Als Ziel sollte die Anschauung das selbständige Denken und Handeln fördern. Dennoch gab es das schematische Lernen im Frage-Antwort-Schema und das Chorsprechen, so dass die Ergebnissicherung unmittelbar durch das Abfragen des Wissensstandes erfolgte. Ein weiterer Nachteil war, dass die Themen trotz der Industrialisierung auf den ländlichen Lebensraum bezogen waren.[5]

Ein Mitbegründer und großer Vertreter der Anschauungspädagogik war der 1786 geborene Schweizer Pädagoge Pestalozzi, der mit seiner Formel „Lernen mit Kopf, Herz und Hand“ auch heute noch viel zitiert wird. Für ihn bedeutete die Anschauung das Fundament der Erkenntnis, führte die reale Kenntnis wirklicher Gegenstände zur Weisheit und Wahrheit. Dagegen würde eine künstliche Bahn der Schule, die allenthalben die Ordnung der Worte der freien, wartenden, langsamen Natur verdrängt, den Menschen zu künstlichem Schimmer bilden, der den Mangel innerer Naturkraft bedeckt und Zeiten wie dieses Jahrhundert befriedigt.[6]
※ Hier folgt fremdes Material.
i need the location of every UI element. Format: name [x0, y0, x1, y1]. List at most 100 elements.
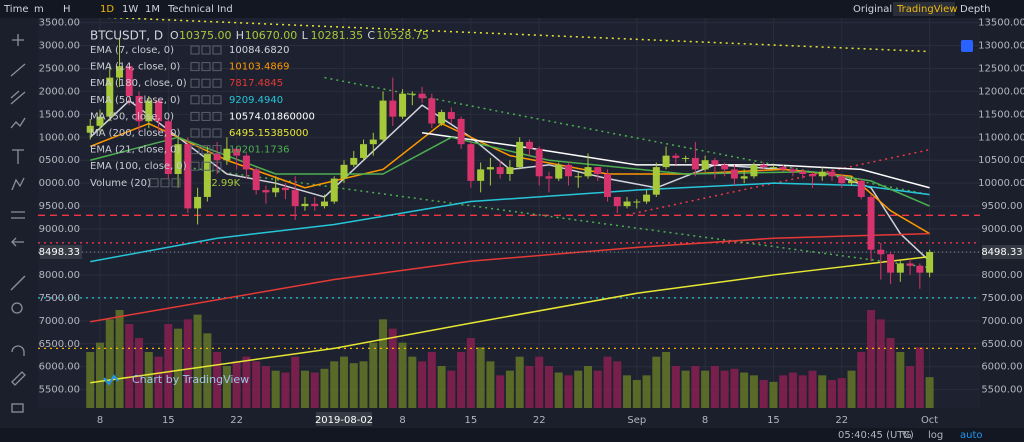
- candle-body: [301, 203, 309, 207]
- indicator-button[interactable]: [212, 128, 222, 138]
- indicator-button[interactable]: [201, 45, 211, 55]
- y-tick-label-left: 11000.00: [32, 132, 80, 143]
- volume-bar: [574, 370, 583, 408]
- volume-bar: [135, 338, 144, 408]
- shape-tool[interactable]: [11, 177, 25, 191]
- pattern-tool[interactable]: [10, 117, 26, 129]
- candle-body: [848, 180, 856, 184]
- y-tick-label-left: 12500.00: [32, 63, 80, 74]
- indicator-button[interactable]: [160, 178, 170, 188]
- candle-body: [477, 169, 485, 181]
- line-tool[interactable]: [10, 63, 26, 77]
- left-toolbar: [0, 18, 38, 442]
- y-tick-label: 6500.00: [981, 339, 1022, 350]
- volume-bar: [437, 366, 446, 408]
- candle-body: [574, 176, 582, 178]
- indicator-button[interactable]: [212, 161, 222, 171]
- interval-button[interactable]: H: [63, 4, 71, 15]
- back-tool[interactable]: [11, 237, 24, 247]
- candle-body: [721, 164, 729, 170]
- volume-bar: [515, 356, 524, 408]
- y-tick-label-left: 10500.00: [32, 155, 80, 166]
- candle-body: [838, 176, 846, 184]
- volume-bar: [847, 370, 856, 408]
- indicator-button[interactable]: [212, 95, 222, 105]
- volume-bar: [720, 370, 729, 408]
- view-button[interactable]: Depth: [960, 4, 990, 15]
- y-tick-label-left: 7000.00: [39, 316, 80, 327]
- indicator-reading: 10201.1736: [229, 145, 289, 156]
- indicator-button[interactable]: [212, 111, 222, 121]
- y-tick-label: 11000.00: [978, 132, 1024, 143]
- indicator-button[interactable]: [201, 62, 211, 72]
- indicator-button[interactable]: [190, 62, 200, 72]
- indicator-reading: 10103.4869: [229, 62, 289, 73]
- indicator-button[interactable]: [190, 45, 200, 55]
- volume-bar: [535, 356, 544, 408]
- indicator-button[interactable]: [190, 78, 200, 88]
- candle-body: [691, 157, 699, 170]
- indicator-button[interactable]: [201, 145, 211, 155]
- volume-bar: [652, 356, 661, 408]
- indicator-button[interactable]: [212, 78, 222, 88]
- crosshair-tool[interactable]: [12, 34, 24, 46]
- lock-tool[interactable]: [11, 403, 24, 413]
- indicator-name: MA (200, close, 0): [90, 128, 180, 139]
- candle-body: [926, 252, 934, 273]
- indicator-button[interactable]: [190, 95, 200, 105]
- candle-body: [525, 141, 533, 149]
- indicator-button[interactable]: [201, 161, 211, 171]
- interval-button[interactable]: 1M: [145, 4, 160, 15]
- indicator-button[interactable]: [201, 78, 211, 88]
- log-toggle[interactable]: log: [928, 430, 943, 441]
- interval-button[interactable]: Time: [3, 4, 28, 15]
- legend: BTCUSDT, D O 10375.00 H 10670.00 L 10281.35 C 1…: [90, 29, 429, 189]
- volume-bar: [691, 366, 700, 408]
- volume-bar: [740, 372, 749, 408]
- interval-button[interactable]: 1D: [100, 4, 114, 15]
- candle-body: [145, 100, 153, 122]
- zoom-tool[interactable]: [11, 302, 23, 314]
- candle-body: [389, 100, 397, 117]
- candle-body: [682, 157, 690, 159]
- scroll-button[interactable]: [961, 40, 973, 52]
- indicator-button[interactable]: [212, 145, 222, 155]
- indicator-button[interactable]: [190, 111, 200, 121]
- indicator-button[interactable]: [201, 111, 211, 121]
- auto-toggle[interactable]: auto: [960, 430, 983, 441]
- x-tick-label: 15: [767, 415, 780, 426]
- ruler-tool[interactable]: [10, 275, 26, 291]
- view-button[interactable]: Original: [853, 4, 892, 15]
- indicator-button[interactable]: [149, 178, 159, 188]
- interval-button[interactable]: Technical Ind: [167, 4, 233, 15]
- indicator-button[interactable]: [201, 95, 211, 105]
- candle-body: [584, 167, 592, 177]
- indicator-button[interactable]: [171, 178, 181, 188]
- volume-bar: [174, 328, 183, 408]
- volume-bar: [379, 319, 388, 408]
- volume-bar: [818, 375, 827, 408]
- magnet-tool[interactable]: [11, 345, 25, 356]
- indicator-button[interactable]: [190, 145, 200, 155]
- candle-body: [428, 98, 436, 124]
- interval-button[interactable]: 1W: [122, 4, 138, 15]
- y-tick-label: 11500.00: [978, 109, 1024, 120]
- view-button[interactable]: TradingView: [896, 4, 957, 15]
- text-tool[interactable]: [12, 149, 24, 164]
- indicator-button[interactable]: [201, 128, 211, 138]
- percent-toggle[interactable]: %: [902, 430, 912, 441]
- indicator-button[interactable]: [212, 62, 222, 72]
- symbol-title: BTCUSDT, D: [90, 29, 163, 43]
- candle-body: [194, 196, 202, 209]
- indicator-button[interactable]: [190, 128, 200, 138]
- volume-bar: [330, 361, 339, 408]
- interval-button[interactable]: m: [34, 4, 44, 15]
- candle-body: [233, 148, 241, 156]
- pencil-tool[interactable]: [11, 371, 26, 386]
- candle-body: [408, 93, 416, 95]
- fib-tool[interactable]: [10, 90, 26, 105]
- indicator-button[interactable]: [190, 161, 200, 171]
- measure-tool[interactable]: [11, 211, 25, 219]
- ohlc-value: 10670.00: [245, 29, 297, 42]
- indicator-button[interactable]: [212, 45, 222, 55]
In der Mitte des 19. Jahrhundert entwickelte sich die Anschauungspädagogik vor allem durch die demokratischen Pädagogen Diesterweg und Harnisch weiter. Zusätzlich zum Bisherigen wurde nun der Vergleich mit anderen Ländern und Staaten als kosmopolitisches Ziel herangezogen. Der Begriff der Weltkunde fiel. Diesterweg stellte einer von ihm so genannten „Schule der Kirchenlehre“ eine „Schule der Pädagogik“ entgegen: statt Auswendiglernen Anschauen, statt Worte hersagen sich über eigene Wahrnehmung äußern, statt Glauben Nachdenken, statt gegebener Wahrheit selbstgefundene Wahrheit, statt Autorität und Passivität Selbständigkeit.

Beide konnten sich nicht durchsetzten und wurden ihres Postens enthoben bzw. zwangsversetzt.
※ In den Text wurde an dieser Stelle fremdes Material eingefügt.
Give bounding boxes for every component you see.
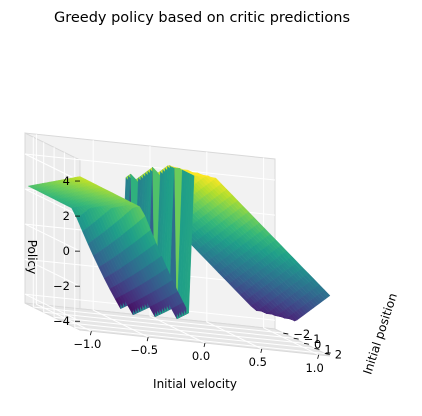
x-tick-label: 0.0	[192, 349, 210, 363]
grid-line-x	[35, 134, 92, 332]
y-tick-label: −1	[304, 332, 321, 346]
x-tick-label: −1.0	[73, 337, 101, 351]
x-tick-mark	[203, 342, 206, 348]
grid-line-x	[263, 157, 319, 356]
y-tick-label: 0	[314, 337, 321, 351]
x-tick-label: 1.0	[305, 361, 323, 375]
y-tick-label: −2	[293, 327, 310, 341]
z-tick-label: 4	[63, 174, 70, 188]
z-tick-label: −2	[53, 279, 70, 293]
x-tick-mark	[260, 348, 263, 354]
grid-line-y	[32, 137, 284, 334]
policy-surface	[27, 165, 331, 322]
z-tick-label: 0	[63, 244, 70, 258]
x-tick-mark	[89, 331, 92, 336]
y-tick-mark	[324, 353, 330, 355]
y-tick-mark	[303, 342, 310, 345]
z-axis-label: Policy	[25, 240, 39, 275]
grid-line-z	[24, 258, 276, 287]
surface-facet	[321, 289, 331, 298]
z-tick-label: −4	[53, 314, 70, 328]
y-axis-label: Initial position	[360, 291, 399, 376]
z-tick-label: 2	[63, 209, 70, 223]
chart-title: Greedy policy based on critic prediction…	[54, 10, 350, 26]
y-tick-mark	[283, 332, 289, 335]
y-tick-mark	[293, 337, 299, 340]
x-tick-label: 0.5	[249, 355, 267, 369]
grid-line-y	[53, 147, 305, 344]
grid-line-y	[63, 152, 315, 349]
y-tick-label: 1	[324, 342, 331, 356]
x-axis-label: Initial velocity	[153, 377, 237, 391]
x-tick-label: −0.5	[130, 343, 158, 357]
y-tick-label: 2	[335, 347, 342, 361]
y-tick-mark	[314, 347, 320, 350]
x-tick-mark	[317, 354, 320, 359]
x-tick-mark	[146, 336, 149, 342]
grid-line-z	[24, 153, 276, 182]
grid-line-z	[24, 293, 276, 322]
grid-line-y	[43, 142, 294, 339]
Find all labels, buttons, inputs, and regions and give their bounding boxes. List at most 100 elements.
In Nachfolge des bekannten Schulpädagogen Herbart empfahlen die Herbartianer das Legen von dünnen Stäbchen als schematische Abbildung der Form von Dingen wie z. B. eines Kirschbaums. Ob diese Darstellungsweise wirklich anschaulich ist, kann man bezweifeln.

Trotz all dieser Fortschritte stieß der Annschauungsunterricht mit seiner Begrenzung auf das Sinnesorgan Auge im vorigen Jahrhundert als zu progressiv auf heftigen Widerstand. Nach dem Niederschlagen der bürgerlichen Revolution (Paulskirche) verbot eine preußische Administration unter Stiehl 1854 den Sachunterricht völlig. Religion und Gehorsam waren aktuell (Stiehl'sche Regulative). Der Anschauungsunterricht war in Preußen erst 1872 wieder erlaubt.[7]

[...]


[1] Bäuml-Roßnagl, Sachunterricht in der Grundschule, S. 9

[2] Kaiser, Einführung in die Didaktik des Sachunterrichts, S. 13 f.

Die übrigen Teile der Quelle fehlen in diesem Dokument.